Poucos dias antes, a 3 de Março, tinha completado o meu primeiro ano de comissão, pois chegara em 1973.... Nem fiz a comemoração da praxe.... Na época, a passagem à «peluda» era a preocupação diária, faltava-me mais um ano... mas, eis que chegou esse dia, que viria trazer o Fim da Guerra... nem imaginávamos que isso aconteceria.
Para aqueles, que nunca lá estiveram e para os nossos filhos e netos, eis, como passamos o dia 25 de Abril de 1974:
Os primeiros dias de Abril de 1974 começaram, salpicados pelas operações no mato (dos comandos, tropa e guerrilha), algo a que já estamos acostumados em Bissau e continuam os crónicos problemas de ordem pública em bairros como o Pilon, até que…
Naquele dia 25 de Abril de 1974 pelas 8 da manhã, mal entro na repartição, o alferes me diz: “Oh, Gonçalves, está a decorrer algo em Lisboa! A tropa saiu toda para a rua! Parece que é um golpe!”
Fiquei espantado, faço perguntas, porque não entendo nada! O alferes saía, ia por aí, ter com amigos e pessoas de confiança, depois voltava com mais notícias e descrições do acontecia em Lisboa. As notícias chegavam através da malta das transmissões… e o pessoal do Comando-Chefe, também dispunha de muitas informações que eram passadas para muitos oficiais noutros serviços… neste caso o meu alferes!
Fomos assim recebendo informações ao longo da manhã daquele dia 25 de Abril. Por exemplo, cerca das 11 horas, ficámos a saber de um ministro que tinha furado um buraco numa parede de uma das salas no edifício do Terreiro do Paço, para fugir… etc. etc.
Estávamos todos empolgados, rimos às gargalhadas deste episódio, embora estivéssemos muito ansiosos, comentámos: "aquele ministro devia estar a borrar-se todo!"
Começaram depois a surgir preocupações, interrogávamos baixinho: “E o tenente-coronel? O brigadeiro? Como vão reagir!”
Entretanto chegou a hora do almoço. Na esplanada da messe no QG de Santa Luzia, todos ouvem atentamente o noticiário em direto de Lisboa às 13 horas, que relata muito daquilo que já sabíamos e dá notícias mais recentes… à tarde soubemos do cerco a Marcelo Caetano no Carmo.
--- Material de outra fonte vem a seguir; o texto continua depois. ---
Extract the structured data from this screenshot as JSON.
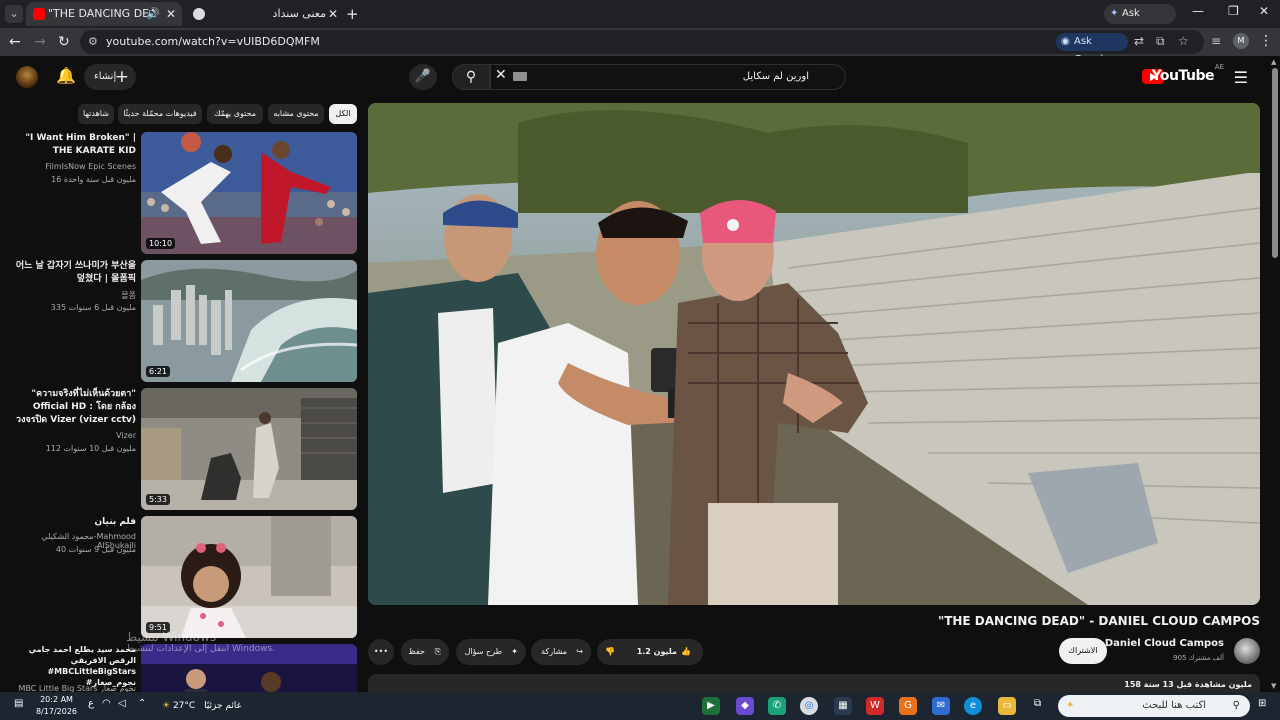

Mas, nem toda a gente no quartel teve a sorte de seguir quase ao minuto os acontecimentos, como nós, a malta na Secção de Víveres na Chefia da Intendência onde eu estava.
Manuel Amante Rosa, cabo-miliciano, que trabalhava no Batalhão de Intendência, conta que estava “(…) de «Sargento de Dia» na CCS, Companhia de Comando e Serviços do Quartel-General da Guiné, em Bissau. Sem sabermos nada durante toda a manhã. Como sempre aguardamos a hora do almoço na messe. Aqui circulavam os boatos (…). Mas, após cruzamentos e juntando-se alguns pontos, lá fomos sabendo em catadupas e aos bocados que o regime tombara. Deu-se logo a debandada de muitos para os quartos para a sintonização e escuta dos rádios transístor. Nesse dia a Rádio Maria Turra, só à noite seria sintonizada, sempre em segredo, na hora habitual.”
O militar José Teixeira, algures no mato, disse simplesmente: “A gente ouviu através da rádio, (…) que tinha havido um golpe de Estado em Portugal, no dia 25 de Abril.”
Um outro militar em Guidage, no Norte, conta:
“Passámos todo o dia à volta do rádio, ouvindo as edições especiais da BBC em língua portuguesa, a tentar saber algo sobre o sucedido. (…) Está tudo muito, muito confuso, pois todas as notícias são precedidas de «parece que» ou finalizadas por «não confirmado».
Alegria Faustino, citado anteriormente, recorda:
“No dia 25 de Abril, em Jembérem, Cantanhez (Sul da Guiné) a nossa guarnição, sofre flagelação de armas pesadas, (durante) 20 minutos (…). Só no dia seguinte, a 26, se soube da Revolução. Uns riam-se, outros, choravam, outros dançavam, outros bebendo, cada um festejando à sua maneira. Esboçava-se uma esperança, que a guerra teria fim e assim aconteceu.”
Extracto das minhas recordações da Guiné, 1973 – 1975, talvez um dia serão publicadas em livro.— com Vasco Martins e 12 outras pessoas.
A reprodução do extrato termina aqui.